V. S. : Ce questionnaire permet aux femmes de mieux se connaître, d’appréhender leurs antécédents et d’envisager les contre-indications à une contraception hormonale. Nous avions déjà mis en place un protocole de ce type pour la première contraception, lorsque la demande concerne la pilule(1). Depuis, un document d’aide à la prescription a été mis en ligne par l’Agence nationale de sécurité du médicament et des produits de santé. Il pose les questions essentielles(2). S’il y a le moindre doute sur l’une d’entre elles, la patiente peut être orientée par le pharmacien vers un médecin ou une sage-femme. Il faut rappeler que la grossesse est aussi une période à risque pour les femmes. Nous pensons vraiment qu’il faut faire confiance aux femmes sur les contre-indications.

Un accès à la pilule sans ordonnance ne risque-t-il pas de priver les femmes, notamment les plus jeunes, d’un contact avec un médecin ? C’est-à-dire l’occasion d’aborder d’autres questions de santé ?

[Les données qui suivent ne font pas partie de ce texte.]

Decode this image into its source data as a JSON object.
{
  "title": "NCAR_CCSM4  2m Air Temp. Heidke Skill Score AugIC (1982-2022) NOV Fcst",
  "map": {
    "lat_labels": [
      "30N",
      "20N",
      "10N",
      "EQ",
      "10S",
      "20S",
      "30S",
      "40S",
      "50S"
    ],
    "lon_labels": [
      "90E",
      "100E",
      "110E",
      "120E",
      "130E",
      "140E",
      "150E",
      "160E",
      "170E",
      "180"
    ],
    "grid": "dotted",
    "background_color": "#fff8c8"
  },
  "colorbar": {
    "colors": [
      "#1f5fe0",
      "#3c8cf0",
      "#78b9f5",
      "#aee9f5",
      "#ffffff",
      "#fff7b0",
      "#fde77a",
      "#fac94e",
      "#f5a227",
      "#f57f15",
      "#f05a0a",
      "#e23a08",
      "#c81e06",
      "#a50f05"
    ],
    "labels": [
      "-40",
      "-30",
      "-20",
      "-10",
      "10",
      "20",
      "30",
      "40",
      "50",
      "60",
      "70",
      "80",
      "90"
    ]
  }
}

I. N. : Bien sûr. La première consultation de contraception est une consultation longue et complexe qui peut durer quarante-cinq minutes. La physiologie de la femme, la protection contre les infections sexuellement transmissibles, les explications sur la contraception, le choix du meilleur traitement, l’exploration avec tact de la vie sexuelle, les investigations sur l’histoire familiale, l’examen médical, la prise de tension, ne peuvent pas se faire lors d’une consultation de routine. Il serait illogique d’augmenter les honoraires de cette consultation(3) pour, ensuite, envisager qu’elle ne serve à rien. Il ne faut pas priver les femmes de ces conseils. Sous couvert de liberté des femmes, on les prive d’une sécurité indispensable.

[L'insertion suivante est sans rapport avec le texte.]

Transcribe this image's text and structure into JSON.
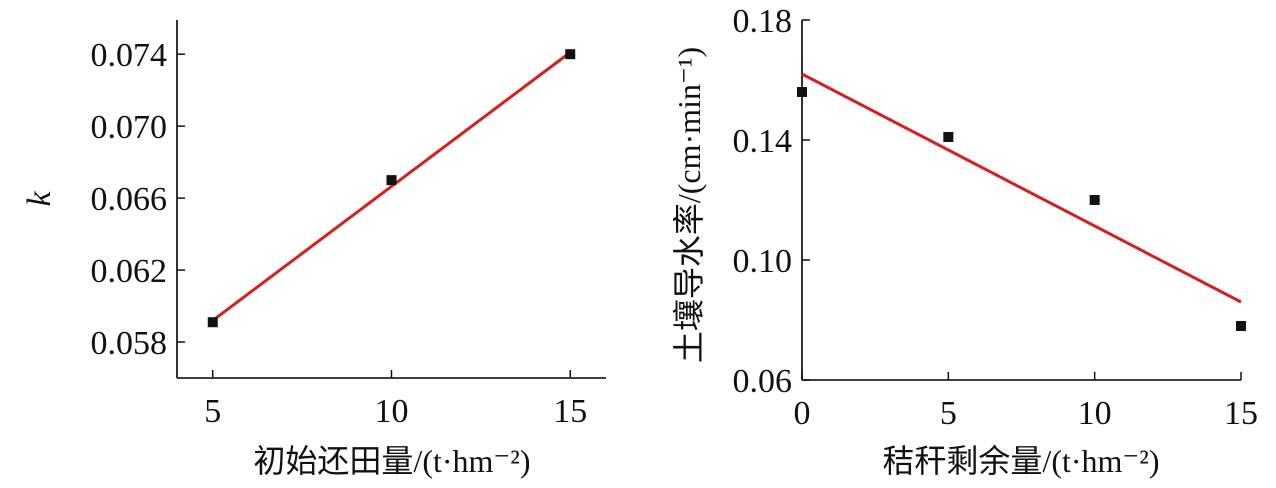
{
  "chart_data": [
    {
      "type": "scatter",
      "fit": "linear",
      "xlabel": "初始还田量/(t·hm⁻²)",
      "ylabel": "k",
      "xlim": [
        4,
        16
      ],
      "ylim": [
        0.056,
        0.0759
      ],
      "x_ticks": [
        5,
        10,
        15
      ],
      "y_ticks": [
        0.058,
        0.062,
        0.066,
        0.07,
        0.074
      ],
      "x_tick_labels": [
        "5",
        "10",
        "15"
      ],
      "y_tick_labels": [
        "0.058",
        "0.062",
        "0.066",
        "0.070",
        "0.074"
      ],
      "points": [
        {
          "x": 5,
          "y": 0.0591
        },
        {
          "x": 10,
          "y": 0.067
        },
        {
          "x": 15,
          "y": 0.074
        }
      ],
      "fit_line": {
        "x": [
          5,
          15
        ],
        "y": [
          0.0592,
          0.0741
        ],
        "color": "#d42020"
      },
      "marker_color": "#111111",
      "grid": false,
      "legend": "none"
    },
    {
      "type": "scatter",
      "fit": "linear",
      "xlabel": "秸秆剩余量/(t·hm⁻²)",
      "ylabel": "土壤导水率/(cm·min⁻¹)",
      "xlim": [
        0,
        15
      ],
      "ylim": [
        0.06,
        0.18
      ],
      "x_ticks": [
        0,
        5,
        10,
        15
      ],
      "y_ticks": [
        0.06,
        0.1,
        0.14,
        0.18
      ],
      "x_tick_labels": [
        "0",
        "5",
        "10",
        "15"
      ],
      "y_tick_labels": [
        "0.06",
        "0.10",
        "0.14",
        "0.18"
      ],
      "points": [
        {
          "x": 0,
          "y": 0.156
        },
        {
          "x": 5,
          "y": 0.141
        },
        {
          "x": 10,
          "y": 0.12
        },
        {
          "x": 15,
          "y": 0.078
        }
      ],
      "fit_line": {
        "x": [
          0,
          15
        ],
        "y": [
          0.162,
          0.086
        ],
        "color": "#d42020"
      },
      "marker_color": "#111111",
      "grid": false,
      "legend": "none"
    }
  ]
}
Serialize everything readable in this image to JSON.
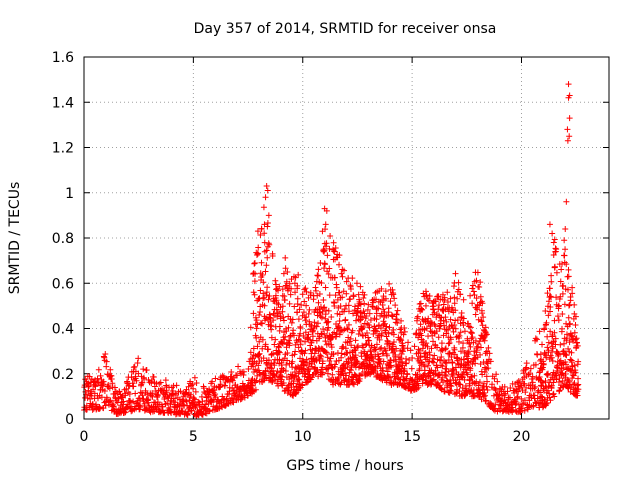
{
  "chart_data": {
    "type": "scatter",
    "title": "Day 357 of 2014, SRMTID for receiver onsa",
    "xlabel": "GPS time / hours",
    "ylabel": "SRMTID / TECUs",
    "xlim": [
      0,
      24
    ],
    "ylim": [
      0,
      1.6
    ],
    "xticks": [
      0,
      5,
      10,
      15,
      20
    ],
    "xtick_labels": [
      "0",
      "5",
      "10",
      "15",
      "20"
    ],
    "yticks": [
      0,
      0.2,
      0.4,
      0.6,
      0.8,
      1.0,
      1.2,
      1.4,
      1.6
    ],
    "ytick_labels": [
      "0",
      "0.2",
      "0.4",
      "0.6",
      "0.8",
      "1",
      "1.2",
      "1.4",
      "1.6"
    ],
    "grid": true,
    "marker": "+",
    "marker_color": "#ff0000",
    "series": [
      {
        "name": "SRMTID",
        "envelope": [
          [
            0.0,
            0.04,
            0.2
          ],
          [
            0.5,
            0.04,
            0.18
          ],
          [
            1.0,
            0.05,
            0.3
          ],
          [
            1.5,
            0.02,
            0.12
          ],
          [
            2.0,
            0.03,
            0.18
          ],
          [
            2.5,
            0.04,
            0.28
          ],
          [
            3.0,
            0.03,
            0.2
          ],
          [
            3.5,
            0.03,
            0.17
          ],
          [
            4.0,
            0.02,
            0.18
          ],
          [
            4.5,
            0.02,
            0.12
          ],
          [
            5.0,
            0.01,
            0.2
          ],
          [
            5.5,
            0.02,
            0.14
          ],
          [
            6.0,
            0.04,
            0.18
          ],
          [
            6.5,
            0.06,
            0.2
          ],
          [
            7.0,
            0.08,
            0.25
          ],
          [
            7.5,
            0.1,
            0.2
          ],
          [
            7.8,
            0.12,
            0.78
          ],
          [
            8.3,
            0.18,
            0.97
          ],
          [
            8.8,
            0.15,
            0.6
          ],
          [
            9.2,
            0.12,
            0.72
          ],
          [
            9.6,
            0.1,
            0.7
          ],
          [
            10.0,
            0.15,
            0.6
          ],
          [
            10.5,
            0.18,
            0.55
          ],
          [
            11.0,
            0.2,
            0.85
          ],
          [
            11.4,
            0.15,
            0.8
          ],
          [
            12.0,
            0.15,
            0.65
          ],
          [
            12.5,
            0.15,
            0.6
          ],
          [
            13.0,
            0.2,
            0.55
          ],
          [
            13.5,
            0.18,
            0.58
          ],
          [
            14.0,
            0.15,
            0.62
          ],
          [
            14.5,
            0.15,
            0.45
          ],
          [
            15.0,
            0.12,
            0.3
          ],
          [
            15.5,
            0.15,
            0.62
          ],
          [
            16.0,
            0.15,
            0.55
          ],
          [
            16.5,
            0.12,
            0.55
          ],
          [
            17.0,
            0.1,
            0.65
          ],
          [
            17.5,
            0.1,
            0.5
          ],
          [
            18.0,
            0.1,
            0.7
          ],
          [
            18.5,
            0.06,
            0.35
          ],
          [
            19.0,
            0.02,
            0.14
          ],
          [
            19.5,
            0.03,
            0.15
          ],
          [
            20.0,
            0.03,
            0.2
          ],
          [
            20.5,
            0.05,
            0.32
          ],
          [
            21.0,
            0.05,
            0.45
          ],
          [
            21.5,
            0.1,
            0.8
          ],
          [
            22.0,
            0.15,
            0.75
          ],
          [
            22.4,
            0.1,
            0.55
          ],
          [
            22.6,
            0.1,
            0.4
          ]
        ],
        "outliers": [
          [
            8.35,
            1.03
          ],
          [
            8.4,
            1.01
          ],
          [
            8.3,
            0.98
          ],
          [
            8.45,
            0.9
          ],
          [
            8.25,
            0.86
          ],
          [
            11.0,
            0.93
          ],
          [
            11.1,
            0.92
          ],
          [
            11.05,
            0.86
          ],
          [
            10.9,
            0.83
          ],
          [
            21.3,
            0.86
          ],
          [
            21.4,
            0.82
          ],
          [
            22.15,
            1.48
          ],
          [
            22.2,
            1.43
          ],
          [
            22.15,
            1.42
          ],
          [
            22.2,
            1.33
          ],
          [
            22.1,
            1.28
          ],
          [
            22.18,
            1.25
          ],
          [
            22.12,
            1.23
          ],
          [
            22.05,
            0.96
          ],
          [
            22.0,
            0.84
          ],
          [
            21.95,
            0.79
          ]
        ]
      }
    ]
  }
}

V. S. : Les femmes qui accéderaient à la pilule sans ordonnance n’iraient pas toutes voir un médecin ou une sage-femme. Les raisons sont diverses : économiques, de proximité ou même de confidentialité. Accorder cet accès, c’est renforcer l’offre de contraception et permettre au pharmacien de délivrer une information sur le sujet, tout en évitant un risque de grossesse non voulue. C’est aussi communiquer sur les médecins, sages-femmes ou centres de planification qu’elles peuvent aller voir. La contraception a beaucoup été médicalisée : il est important que les femmes retrouvent leur pouvoir d’agir et de décider. Nous devons renforcer l’offre et la diversité des lieux d’accessibilité. Et les femmes savent qu’à un moment donné, ce sera important pour elles d’aller voir un professionnel de santé, notamment le jour où cette contraception ne leur conviendra plus.

(1) Prescrire, “La contraception déléguée à des soignants non-médecins”, novembre 2012.

(2) “Document d’aide à la prescription des contraceptifs hormonaux combinés” (lien : bit.ly/2B4RniQ).

(3) La première consultation pour la contraception des patientes de 15 à 18 ans chez un généraliste, un gynécologue ou un pédiatre est passée de 23 euros à 46 euros le 1er novembre.

Cette revalorisation a été actée dans la convention médicale signée en 2016.

le contexte

Début 2017, le Planning familial s’est associé au Collectif de pharmaciens et a cosigné, aux côtés de personnalités, l’appel « Libérez ma pilule »(en ligne sur Liberezmapilule.com).

Ils réclament un accès facilité à la contraception, à condition que la patiente ait répondu à l’intégralité d’un questionnaire, et la mise en vente libre d’une pilule en pharmacie. Cette dernière existe déjà au Brésil, en Chine, en Russie, en Thaïlande, en Ukraine, ou encore au Portugal, de façon légale ou informelle.

Avec l’ambition de démocratiser l’accès à la contraception.